Le téléphone sonne. Ma rédac-chef qui me raconte ses problèmes pour une pige de dernière minute. "Il faudrait que tu t'en occupes." Heu, mon cerveau est au bord de l'implosion et bêtement, je ne réponds plus de moi : "OK, sans problème ! Je te fais ca pour la fin de la semaine. " Je ne tilte pas. Je ne suis plus en capacité de tilter. Ma rédac chef : "Christel, on est en fin de semaine ! Je te laisse jusqu'à mardi. Ca te va ? Super !" Elle raccroche.
Je me rends alors compte que je vais mourir de travail. Je m'imagine enchainée à mon ordinateur, avec des loups qui garderaient les portes de mon bureau... Non, pas le moment de rêvasser !

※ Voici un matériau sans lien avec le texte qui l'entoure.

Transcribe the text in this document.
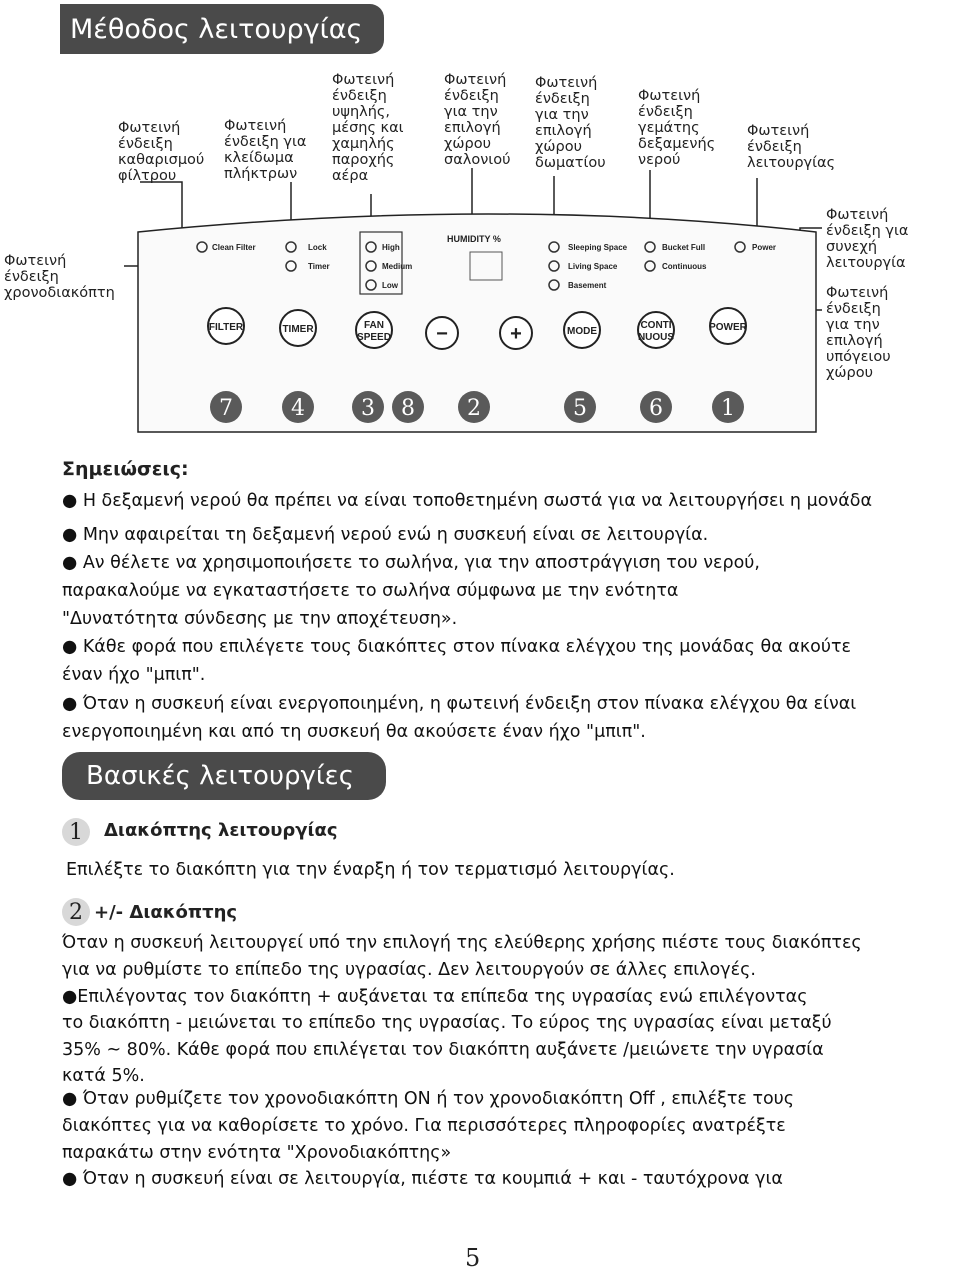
Μέθοδος λειτουργίας
Φωτεινή
ένδειξη
καθαρισμού
φίλτρου
Φωτεινή
ένδειξη για
κλείδωμα
πλήκτρων
Φωτεινή
ένδειξη
υψηλής,
μέσης και
χαμηλής
παροχής
αέρα
Φωτεινή
ένδειξη
για την
επιλογή
χώρου
σαλονιού
Φωτεινή
ένδειξη
για την
επιλογή
χώρου
δωματίου
Φωτεινή
ένδειξη
γεμάτης
δεξαμενής
νερού
Φωτεινή
ένδειξη
λειτουργίας
Φωτεινή
ένδειξη
χρονοδιακόπτη
Φωτεινή
ένδειξη για
συνεχή
λειτουργία
Φωτεινή
ένδειξη
για την
επιλογή
υπόγειου
χώρου
Clean Filter	Lock
Timer
High
Medium
Low
HUMIDITY %
Sleeping Space
Living Space
Basement
Bucket Full
Continuous
Power
FILTER	TIMER	FAN
SPEED −	+	MODE
CONTI
NUOUS
POWER
7	4	3 8 2	5	6	1
Σημειώσεις:
● Η δεξαμενή νερού θα πρέπει να είναι τοποθετημένη σωστά για να λειτουργήσει η μονάδα
● Μην αφαιρείται τη δεξαμενή νερού ενώ η συσκευή είναι σε λειτουργία.
● Αν θέλετε να χρησιμοποιήσετε το σωλήνα, για την αποστράγγιση του νερού,
παρακαλούμε να εγκαταστήσετε το σωλήνα σύμφωνα με την ενότητα
"Δυνατότητα σύνδεσης με την αποχέτευση».
● Κάθε φορά που επιλέγετε τους διακόπτες στον πίνακα ελέγχου της μονάδας θα ακούτε
έναν ήχο "μπιπ".
● Όταν η συσκευή είναι ενεργοποιημένη, η φωτεινή ένδειξη στον πίνακα ελέγχου θα είναι
ενεργοποιημένη και από τη συσκευή θα ακούσετε έναν ήχο "μπιπ".
Βασικές λειτουργίες
1	Διακόπτης λειτουργίας
Επιλέξτε το διακόπτη για την έναρξη ή τον τερματισμό λειτουργίας.
2 +/- Διακόπτης
Όταν η συσκευή λειτουργεί υπό την επιλογή της ελεύθερης χρήσης πιέστε τους διακόπτες
για να ρυθμίστε το επίπεδο της υγρασίας. Δεν λειτουργούν σε άλλες επιλογές.
●Επιλέγοντας τον διακόπτη + αυξάνεται τα επίπεδα της υγρασίας ενώ επιλέγοντας
το διακόπτη - μειώνεται το επίπεδο της υγρασίας. Το εύρος της υγρασίας είναι μεταξύ
35% ~ 80%. Κάθε φορά που επιλέγεται τον διακόπτη αυξάνετε /μειώνετε την υγρασία
κατά 5%.
● Όταν ρυθμίζετε τον χρονοδιακόπτη ON ή τον χρονοδιακόπτη Off , επιλέξτε τους
διακόπτες για να καθορίσετε το χρόνο. Για περισσότερες πληροφορίες ανατρέξτε
παρακάτω στην ενότητα "Χρονοδιακόπτης»
● Όταν η συσκευή είναι σε λειτουργία, πιέστε τα κουμπιά + και - ταυτόχρονα για
5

Je branche mon Iphone pour écouter un peu de musique. En général, cela m'apaise. Bon, pas cette fois. Les paroles sont entrecoupées des BIPS FOUX que fait ma machine infernale pour m'informer des emails que je reçois. Je préfère ne pas regarder.
Faut que j'avance sur ces 15 lignes à écrire. Mais je n'y arrive pas. Il est déjà 11h15. Je laisse tomber et m'attaque à un papier pour un site auquel je collabore. Allez, j'avance enfin ! Quelques lignes couchées sur l'écran et puis ce satané téléphone qui resonne. Une chargée de com' qui me rappelle pour modifier le planning initialement prévu. Grrr.... Je la maudis, mais comme elle est sympa, je ne lui en tiendrai pas rigueur. Une autre chargée de com' qui m'appelle pour m'inviter à une conférence de presse. Je ne peux pas, non, je suis indisponible.
Je me remets à écrire mon papier sans réfléchir. Je n'ai pas fait de sauvegarde, évidemment, je suis la spécialiste de ce type de bourdes ! Quand j'y vais pour publier l'article, le serveur a perdu mon article. Je CRISE. Je ne peux que m'en vouloir, c'est pas comme si c'était la première fois que cela m'arrivait. Je vous jure !
12h30 : je vais tenter d'aller manger un morceau, en espérant que cette pause sera bénéfique pour mon cerveau et mon inspiration.
14h00 : je reviens à mon ordinateur pour regarder mon planning. Punaise, j'avais zappé mon rendez-vous ! Je me dépêche et j'y cours.
16h20 : de retour devant mon ordinateur, je m'y remets. Je regarde mes mails... Pfff je n'aurais pas du. Cela me désespère. Un prospect auquel j'avais proposé mes compétences rédactionnelles revient vers moi. Il veut me rencontrer. Oui, moi aussi. Mais pas maintenant. Ben si, finalement. Il m'appelle, me parle de sa publication pour lequel il a besoin de contenu psycho. "Vous voyez les sujets : Mon enfant est il normal ? " "Oui, du sujet psycho ! "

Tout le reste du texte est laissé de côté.